Commonwealth Numbered Acts

[Index] [Table] [Search] [Search this Act] [Notes] [Noteup] [Previous] [Next] [Download] [Help]

COMPANIES ACT 1981 No. 89 of 1981 - SECT 395

Declaration of solvency

395. (1) Where it is proposed to wind up a company voluntarily, the directors
of the company, or, in the case of a company having more than 2 directors, a
majority of the directors, may, before the date on which the notices of the
meeting at which the resolution for the winding up of the company is to be
proposed are sent out, make a written declaration to the effect that they have
made an inquiry into the affairs of the company and that, at a meeting of
directors, they have formed the opinion that the company will be able to pay
its debts in full within a period not exceeding 12 months after the
commencement of the winding up.

(2) There shall be attached to the declaration a statement of affairs of the
company showing, in the prescribed form-

   (a)  the property of the company, and the total amount expected to be
        realized from that property;

   (b)  the liabilities of the company; and

   (c)  the estimated expenses of winding up, made up to the latest
        practicable date before the making of the declaration.

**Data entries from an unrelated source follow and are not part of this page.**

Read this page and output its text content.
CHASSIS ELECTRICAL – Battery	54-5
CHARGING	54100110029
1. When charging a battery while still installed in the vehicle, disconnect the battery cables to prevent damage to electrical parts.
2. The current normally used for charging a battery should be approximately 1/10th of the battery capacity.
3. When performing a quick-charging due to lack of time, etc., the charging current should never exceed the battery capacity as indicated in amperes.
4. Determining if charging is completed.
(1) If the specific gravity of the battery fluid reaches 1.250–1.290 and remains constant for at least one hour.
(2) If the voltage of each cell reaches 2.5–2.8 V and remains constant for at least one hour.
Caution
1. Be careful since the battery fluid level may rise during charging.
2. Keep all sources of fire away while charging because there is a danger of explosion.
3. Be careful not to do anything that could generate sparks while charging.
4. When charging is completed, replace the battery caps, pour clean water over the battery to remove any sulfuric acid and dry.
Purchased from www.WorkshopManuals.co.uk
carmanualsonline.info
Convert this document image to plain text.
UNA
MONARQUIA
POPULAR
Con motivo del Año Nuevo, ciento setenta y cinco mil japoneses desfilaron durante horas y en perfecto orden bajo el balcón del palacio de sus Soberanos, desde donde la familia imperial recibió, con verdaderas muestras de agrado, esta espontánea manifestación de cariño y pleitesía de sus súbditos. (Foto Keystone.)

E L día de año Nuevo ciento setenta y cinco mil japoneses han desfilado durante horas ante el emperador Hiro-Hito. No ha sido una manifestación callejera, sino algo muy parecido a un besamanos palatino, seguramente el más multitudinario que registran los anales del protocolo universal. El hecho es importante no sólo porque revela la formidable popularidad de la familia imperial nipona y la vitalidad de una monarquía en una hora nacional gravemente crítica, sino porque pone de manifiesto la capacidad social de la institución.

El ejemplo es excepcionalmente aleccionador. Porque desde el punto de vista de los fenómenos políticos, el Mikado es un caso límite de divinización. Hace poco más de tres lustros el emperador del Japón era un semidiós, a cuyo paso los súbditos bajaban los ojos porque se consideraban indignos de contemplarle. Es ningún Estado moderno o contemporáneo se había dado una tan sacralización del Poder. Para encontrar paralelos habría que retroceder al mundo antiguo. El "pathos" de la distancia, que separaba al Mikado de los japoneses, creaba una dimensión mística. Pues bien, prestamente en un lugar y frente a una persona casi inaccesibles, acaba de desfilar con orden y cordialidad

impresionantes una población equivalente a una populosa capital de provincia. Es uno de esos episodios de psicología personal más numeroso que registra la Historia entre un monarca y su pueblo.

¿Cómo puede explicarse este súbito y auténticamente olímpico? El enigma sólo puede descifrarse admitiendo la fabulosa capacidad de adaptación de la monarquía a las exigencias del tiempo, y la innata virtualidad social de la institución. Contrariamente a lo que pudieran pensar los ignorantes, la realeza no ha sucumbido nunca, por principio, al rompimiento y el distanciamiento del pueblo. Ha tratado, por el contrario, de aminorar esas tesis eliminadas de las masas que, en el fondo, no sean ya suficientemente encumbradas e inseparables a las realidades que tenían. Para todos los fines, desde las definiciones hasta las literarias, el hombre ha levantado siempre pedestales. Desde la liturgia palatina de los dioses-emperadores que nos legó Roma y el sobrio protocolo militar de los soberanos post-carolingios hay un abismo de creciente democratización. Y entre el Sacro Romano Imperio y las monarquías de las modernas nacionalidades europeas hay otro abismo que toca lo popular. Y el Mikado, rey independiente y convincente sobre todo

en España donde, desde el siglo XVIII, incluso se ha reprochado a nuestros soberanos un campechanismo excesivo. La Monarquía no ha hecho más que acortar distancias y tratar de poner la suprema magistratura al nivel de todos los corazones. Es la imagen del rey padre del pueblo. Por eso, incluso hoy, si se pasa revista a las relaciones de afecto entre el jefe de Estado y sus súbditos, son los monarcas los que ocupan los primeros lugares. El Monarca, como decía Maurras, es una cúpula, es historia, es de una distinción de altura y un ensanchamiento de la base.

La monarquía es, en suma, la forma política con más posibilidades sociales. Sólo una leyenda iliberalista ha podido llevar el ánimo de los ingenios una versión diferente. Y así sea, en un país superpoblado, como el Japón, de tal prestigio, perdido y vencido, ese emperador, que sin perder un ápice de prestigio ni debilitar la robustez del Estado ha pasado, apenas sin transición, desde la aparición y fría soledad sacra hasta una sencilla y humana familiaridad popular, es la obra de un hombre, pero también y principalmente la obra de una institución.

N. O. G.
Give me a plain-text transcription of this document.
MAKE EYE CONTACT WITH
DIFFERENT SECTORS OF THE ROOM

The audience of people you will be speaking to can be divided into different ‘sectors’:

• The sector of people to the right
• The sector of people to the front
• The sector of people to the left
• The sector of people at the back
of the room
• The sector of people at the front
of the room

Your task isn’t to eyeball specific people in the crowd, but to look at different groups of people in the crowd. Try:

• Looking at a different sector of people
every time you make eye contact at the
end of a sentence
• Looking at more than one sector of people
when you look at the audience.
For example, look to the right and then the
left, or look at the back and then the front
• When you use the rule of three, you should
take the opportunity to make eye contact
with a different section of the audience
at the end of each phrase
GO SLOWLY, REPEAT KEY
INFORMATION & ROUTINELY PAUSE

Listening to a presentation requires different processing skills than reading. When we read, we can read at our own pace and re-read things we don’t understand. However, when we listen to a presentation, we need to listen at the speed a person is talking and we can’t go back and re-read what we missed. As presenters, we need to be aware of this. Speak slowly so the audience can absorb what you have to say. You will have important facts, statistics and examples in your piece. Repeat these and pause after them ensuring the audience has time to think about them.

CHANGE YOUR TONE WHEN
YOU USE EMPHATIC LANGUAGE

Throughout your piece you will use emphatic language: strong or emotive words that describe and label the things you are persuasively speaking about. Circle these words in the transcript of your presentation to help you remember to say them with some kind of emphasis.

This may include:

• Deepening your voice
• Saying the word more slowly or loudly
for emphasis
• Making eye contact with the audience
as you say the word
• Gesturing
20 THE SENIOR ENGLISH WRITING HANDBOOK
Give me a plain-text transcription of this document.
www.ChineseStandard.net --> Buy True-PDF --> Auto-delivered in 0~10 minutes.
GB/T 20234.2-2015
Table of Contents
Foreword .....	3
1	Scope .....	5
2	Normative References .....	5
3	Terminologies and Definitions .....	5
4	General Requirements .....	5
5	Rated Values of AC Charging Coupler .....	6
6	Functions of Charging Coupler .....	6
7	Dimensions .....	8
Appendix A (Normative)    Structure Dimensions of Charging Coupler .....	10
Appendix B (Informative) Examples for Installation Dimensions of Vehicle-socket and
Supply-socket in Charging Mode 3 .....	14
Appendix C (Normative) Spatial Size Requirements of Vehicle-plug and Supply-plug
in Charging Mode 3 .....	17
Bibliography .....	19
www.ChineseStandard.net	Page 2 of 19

(3) A declaration so made has no effect for the purposes of this Act unless it
is-

   (a)  made at the meeting of directors referred to in sub-section (1);

   (b)  made within 5 weeks immediately preceding the passing of the
        resolution for voluntary winding up or within such further period as
        the Commission, whether before or after the expiration of those 5
        weeks, allows; and

   (c)  lodged with the Commission before the date on which the notices of the
        meeting at which the resolution for the winding up of the company is
        to be proposed are sent out or such later date as the Commission,
        whether before, on or after the first-mentioned date, allows.

(4) A director who makes a declaration under this section (including a
declaration that has no effect for the purposes of this Act by reason of
sub-section (3)) without having reasonable grounds for his opinion that the
company will be able to pay its debts in full within the period stated in the
declaration is guilty of an offence.

Penalty: $5,000 or imprisonment for one year, or both.

(5) If the company is wound up pursuant to a resolution for voluntary
winding up passed within a period of 5 weeks after the making of the
declaration but its debts are not paid or provided for in full within the
period stated in the declaration, it shall be presumed, until the contrary is
shown, that the director did not have reasonable grounds for his opinion.